The Taoiseach was in the Cabinet that passed the agreement brought forward by then education minister Dr Michael Woods. The deal agreed saw 18 religious congregations pay a total of €128m in a combination of cash and property in exchange for a State indemnity against all future actions by victims and survivors. 

That figure was increased under the Ryan Report in 2009, when the congregations were asked to give half the cost of redress, but offered a further €352.61m.

It is a deal which has cost the State more than €1.5bn before the publication of the mother and baby homes report, a figure which will surely grow.

The issue of redress for the survivors will come before the Cabinet before April 30, but at present will do so under the cloud of the 2002 deal, agreed by the late Dr Woods, a devout Catholic and agreed at the final Cabinet meeting of the government before the 2002 election.

Mr Martin told RTÉ's Redress documentary: "In retrospect, in my view that was a mistake at the time.

"I think there was that window. You’re talking about the last Cabinet meeting [of that government]. This is something that has been negotiated. It’s in the best interests of everybody, bring it to closure and that’s how it got through.”

Mr Martin had, in 2017, said in an RTÉ interview that the decision had to be made because the Catholic Church, which in 2019 sold Holy Cross College for a reported €95m, wouldn't have the funds available to it to pay redress to its victims. He said the idea of leaving victims waiting was not acceptable and this was "the most humane thing" that could be done.

"The church would never had been coming up with €1.5bn and the legal advice at the time – I remember speaking to the late Rory Brady who was the attorney general [Mr Brady became attorney general after the deal was reached] – he was adamant that the State would always, because of its involvement, from the inspectorial regime at the time in industrial schools – it was culpable."

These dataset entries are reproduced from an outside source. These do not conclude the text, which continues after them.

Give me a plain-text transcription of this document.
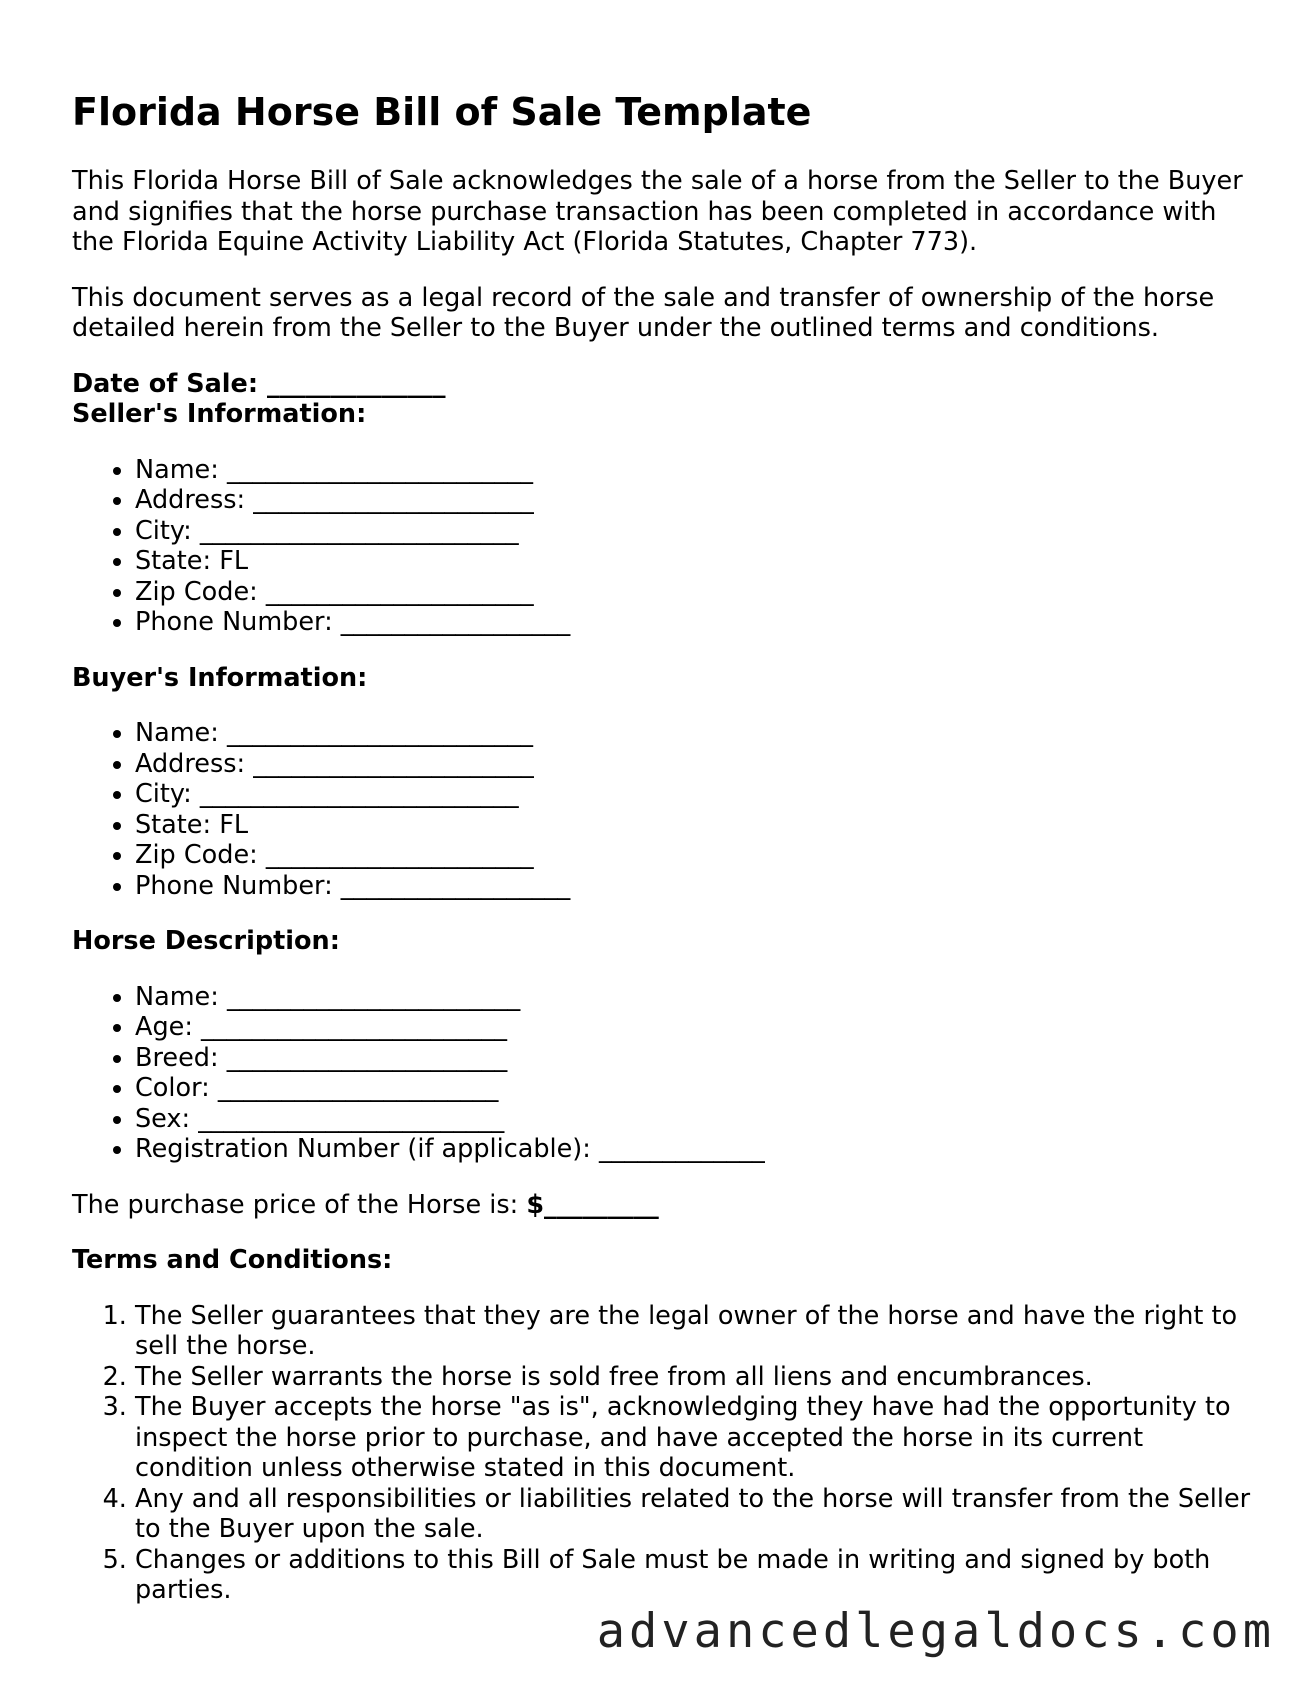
Florida Horse Bill of Sale Template

This Florida Horse Bill of Sale acknowledges the sale of a horse from the Seller to the Buyer and signifies that the horse purchase transaction has been completed in accordance with the Florida Equine Activity Liability Act (Florida Statutes, Chapter 773).

This document serves as a legal record of the sale and transfer of ownership of the horse detailed herein from the Seller to the Buyer under the outlined terms and conditions.

Date of Sale: ______________
Seller's Information:
• Name: ________________________
• Address: ______________________
• City: _________________________
• State: FL
• Zip Code: _____________________
• Phone Number: __________________
Buyer's Information:
• Name: ________________________
• Address: ______________________
• City: _________________________
• State: FL
• Zip Code: _____________________
• Phone Number: __________________
Horse Description:
• Name: _______________________
• Age: ________________________
• Breed: ______________________
• Color: ______________________
• Sex: ________________________
• Registration Number (if applicable): _____________

The purchase price of the Horse is: $_________

Terms and Conditions:
1. The Seller guarantees that they are the legal owner of the horse and have the right to sell the horse.
2. The Seller warrants the horse is sold free from all liens and encumbrances.
3. The Buyer accepts the horse "as is", acknowledging they have had the opportunity to inspect the horse prior to purchase, and have accepted the horse in its current condition unless otherwise stated in this document.
4. Any and all responsibilities or liabilities related to the horse will transfer from the Seller to the Buyer upon the sale.
5. Changes or additions to this Bill of Sale must be made in writing and signed by both parties.
advancedlegaldocs.com
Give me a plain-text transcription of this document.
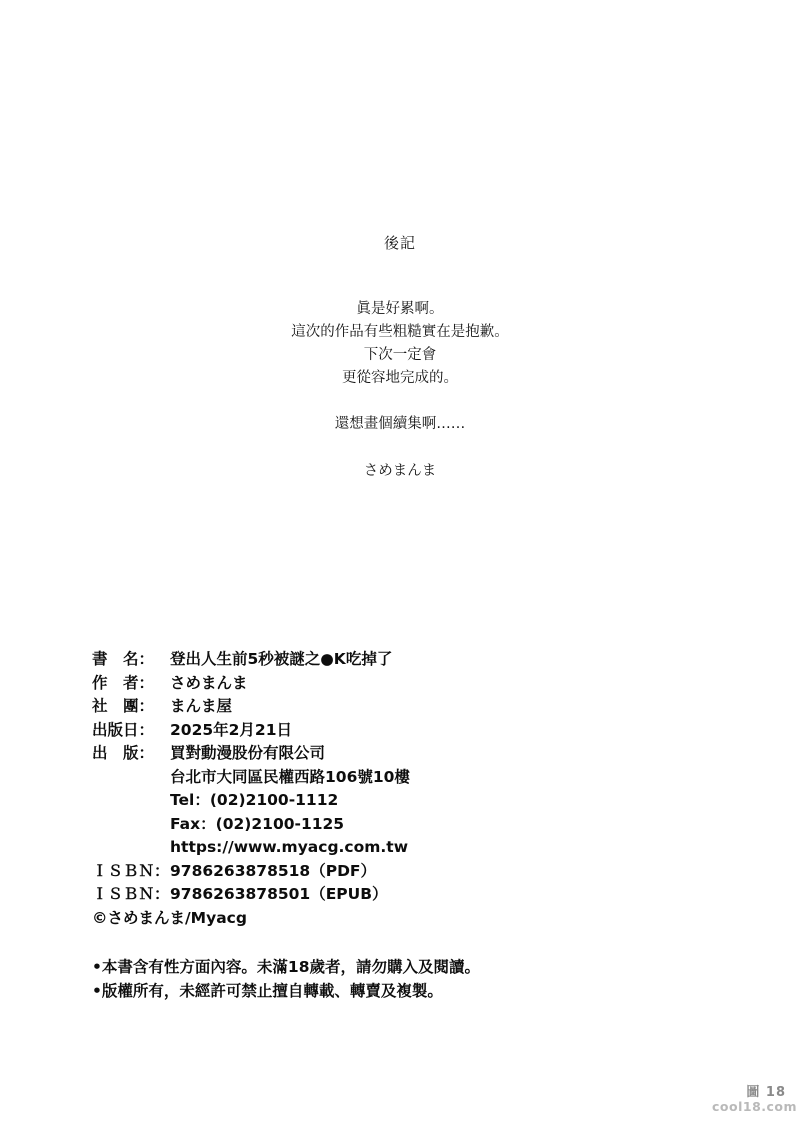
後記
眞是好累啊。
這次的作品有些粗糙實在是抱歉。
下次一定會
更從容地完成的。
還想畫個續集啊……
さめまんま
書　名： 登出人生前5秒被謎之●K吃掉了
作　者： さめまんま
社　團： まんま屋
出版日： 2025年2月21日
出　版： 買對動漫股份有限公司
台北市大同區民權西路106號10樓
Tel：(02)2100-1112
Fax：(02)2100-1125
https://www.myacg.com.tw
ＩＳＢＮ：9786263878518（PDF）
ＩＳＢＮ：9786263878501（EPUB）
©さめまんま/Myacg
•本書含有性方面內容。未滿18歲者，請勿購入及閱讀。
•版權所有，未經許可禁止擅自轉載、轉賣及複製。
圖 18
cool18.com
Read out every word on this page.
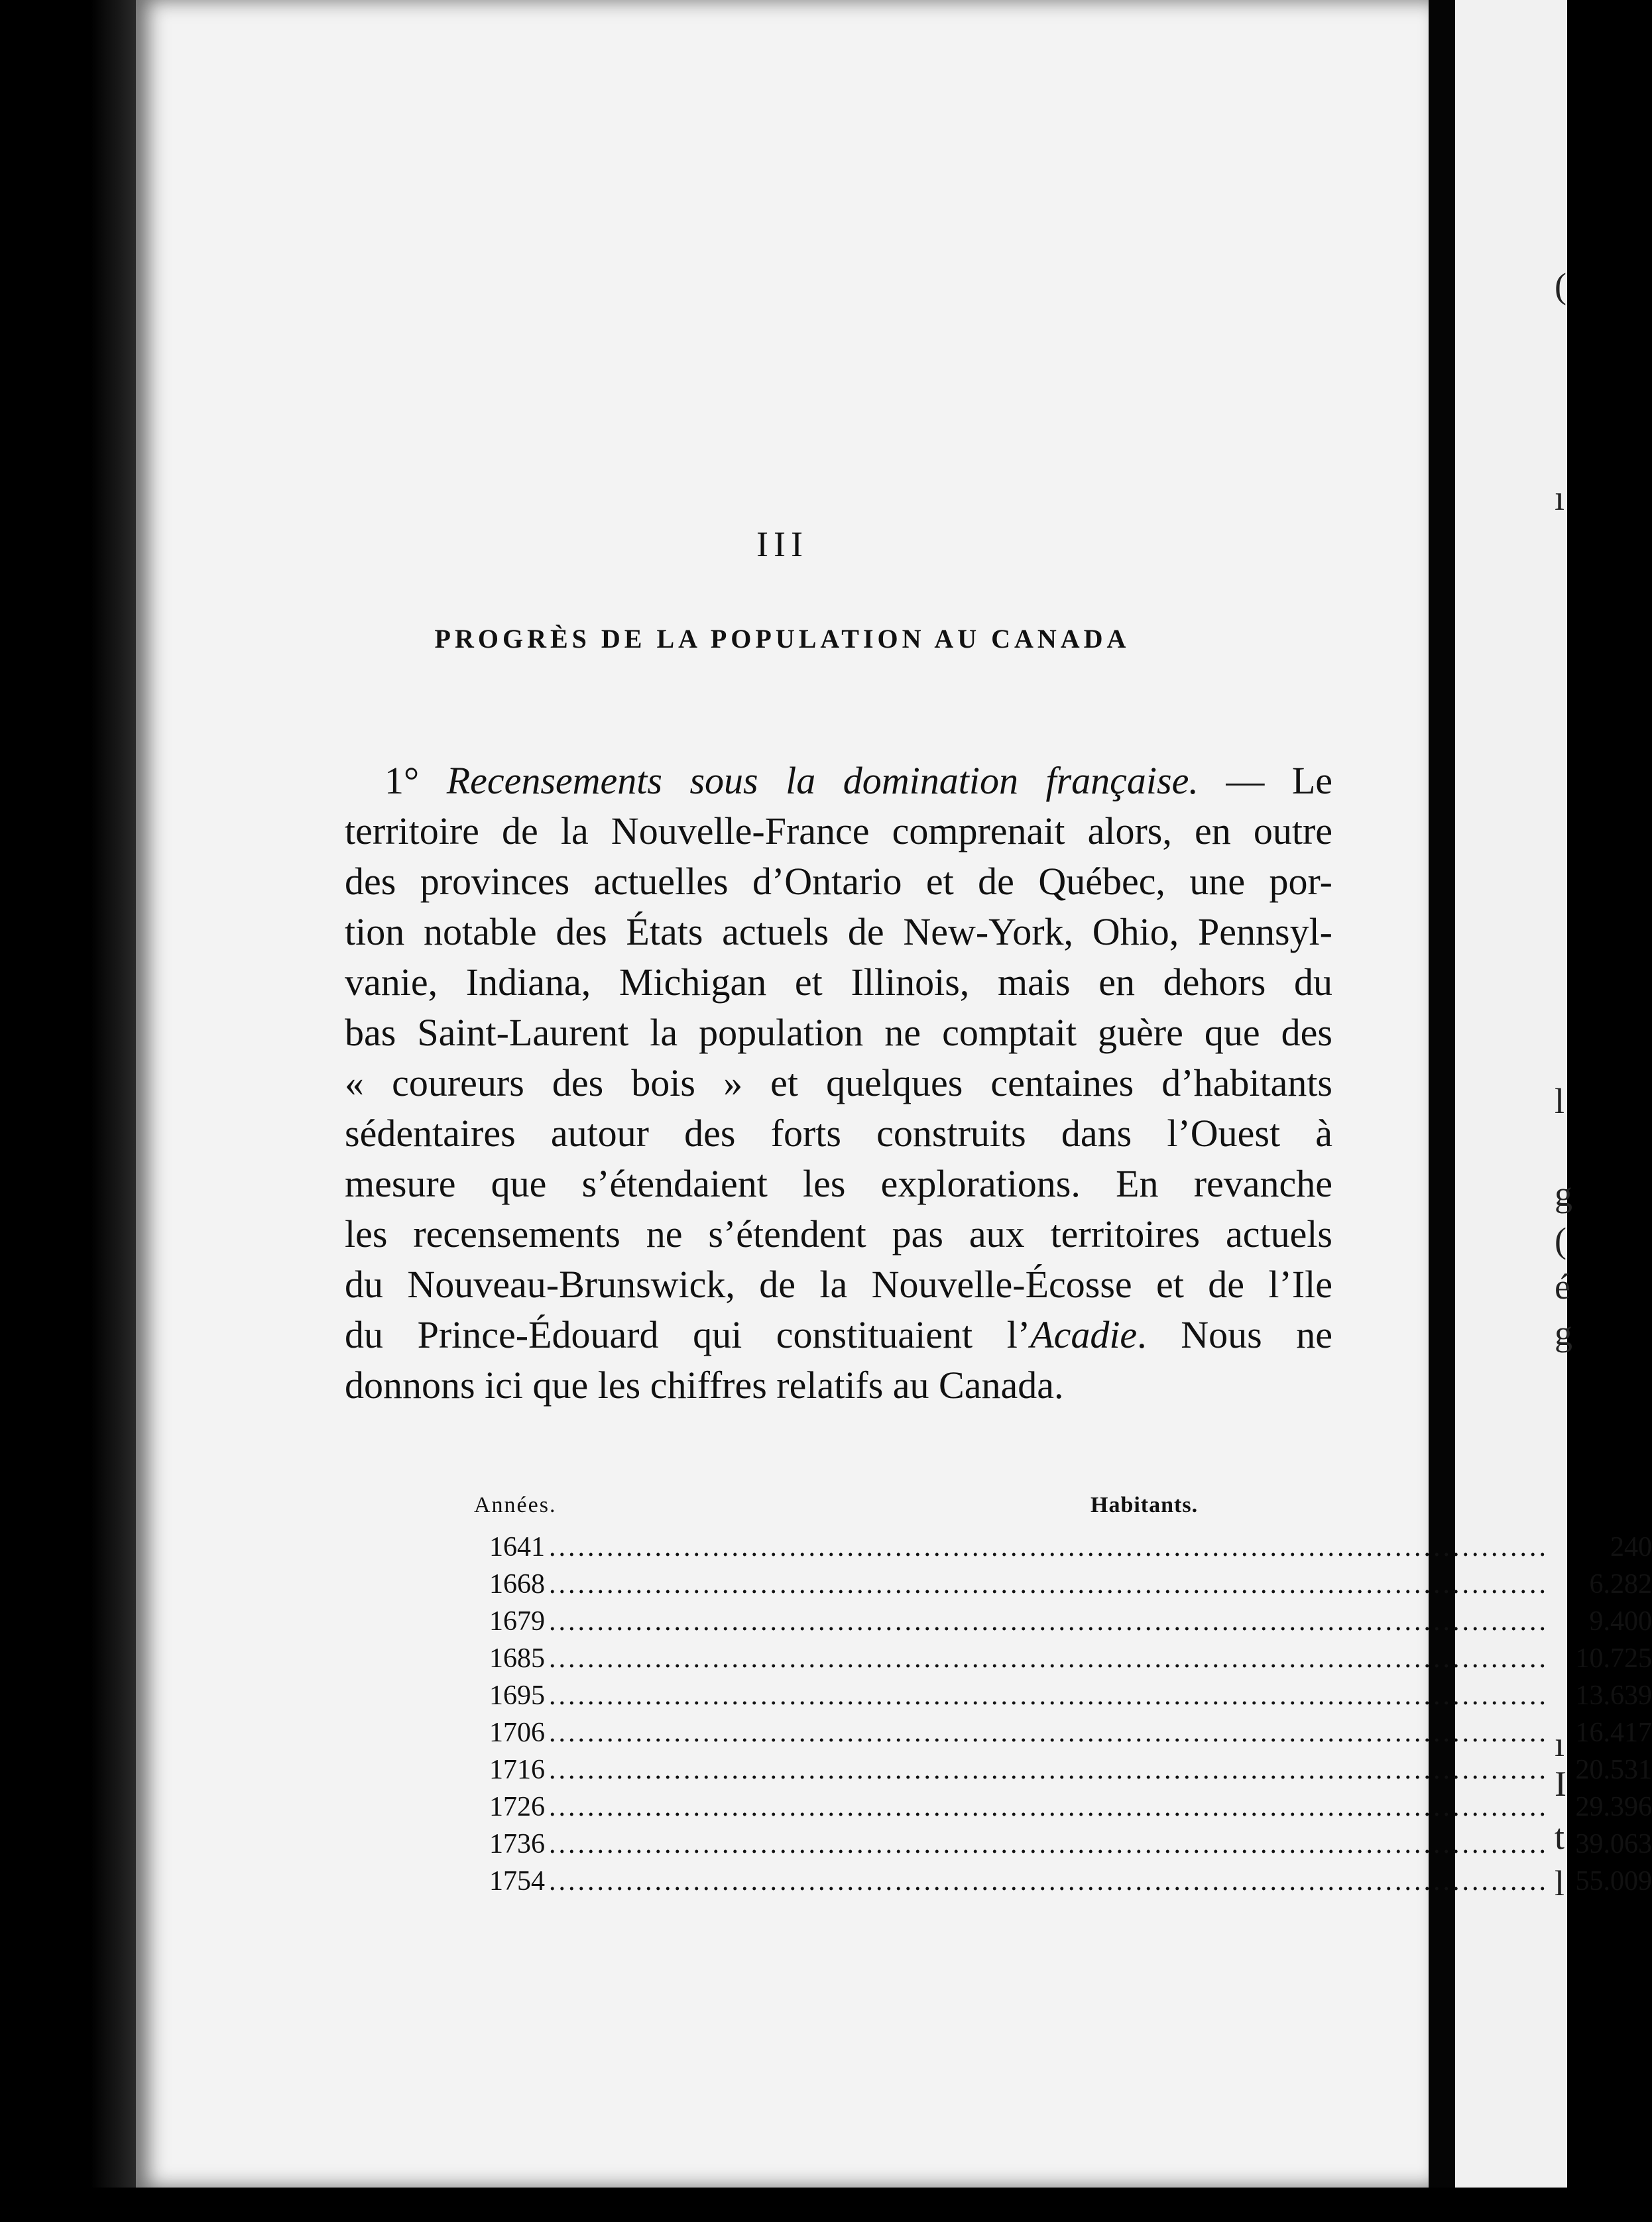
III
PROGRÈS DE LA POPULATION AU CANADA
1° Recensements sous la domination française. — Le
territoire de la Nouvelle-France comprenait alors, en outre
des provinces actuelles d’Ontario et de Québec, une por-
tion notable des États actuels de New-York, Ohio, Pennsyl-
vanie, Indiana, Michigan et Illinois, mais en dehors du
bas Saint-Laurent la population ne comptait guère que des
« coureurs des bois » et quelques centaines d’habitants
sédentaires autour des forts construits dans l’Ouest à
mesure que s’étendaient les explorations. En revanche
les recensements ne s’étendent pas aux territoires actuels
du Nouveau-Brunswick, de la Nouvelle-Écosse et de l’Ile
du Prince-Édouard qui constituaient l’Acadie. Nous ne
donnons ici que les chiffres relatifs au Canada.
Années.	Habitants.
1641 .....	240
1668 .....	6.282
1679 .....	9.400
1685 .....	10.725
1695 .....	13.639
1706 .....	16.417
1716 .....	20.531
1726 .....	29.396
1736 .....	39.063
1754 .....	55.009
(
ı
l
g
(
é
g
ı
I
t
l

While humane, the agreement effectively "signed a blank cheque" for religious orders, the attorney general at the time, Michael McDowell, would say last year. Mr McDowell's RTÉ documentary Rome v Republic talks about the deal, which he said saw the Church "effectively turn its back" on the law of the land.

Mr Martin's dedication to victims is admirable and seems genuine and he is right when he has said the State was culpable in the horrors meted out at Magdalene Laundries and mother and baby homes. 

The State had a duty of care to the women and children in these institutions and it failed badly, failed repeatedly and failed utterly. But this is not the State's bag to carry alone and it should not be.

The Bon Secours Sisters' statement that it will contribute to redress is welcome, but by law the order will be allowed to decide itself how much it will pitch in. That is not accountability. 

The country has taken over two decades and huge cost in financial and personal terms to look the damage done by the Catholic Church in the eye. 

Treating its contribution on the level of a collection plate being passed around, where whatever shrapnel bouncing around your pocket will do, is an insult to all Irish people, not just those who survived the worst that the nuns had to offer.

Labour leader Alan Kelly said it best in the Dáil, offering to draft legislation to force the orders whose modern standing is built on the backs of women who were wronged by the State into paying their share.

The 2002 decision was, with the benefit of time, a disastrous decision. The Government must not compound it now.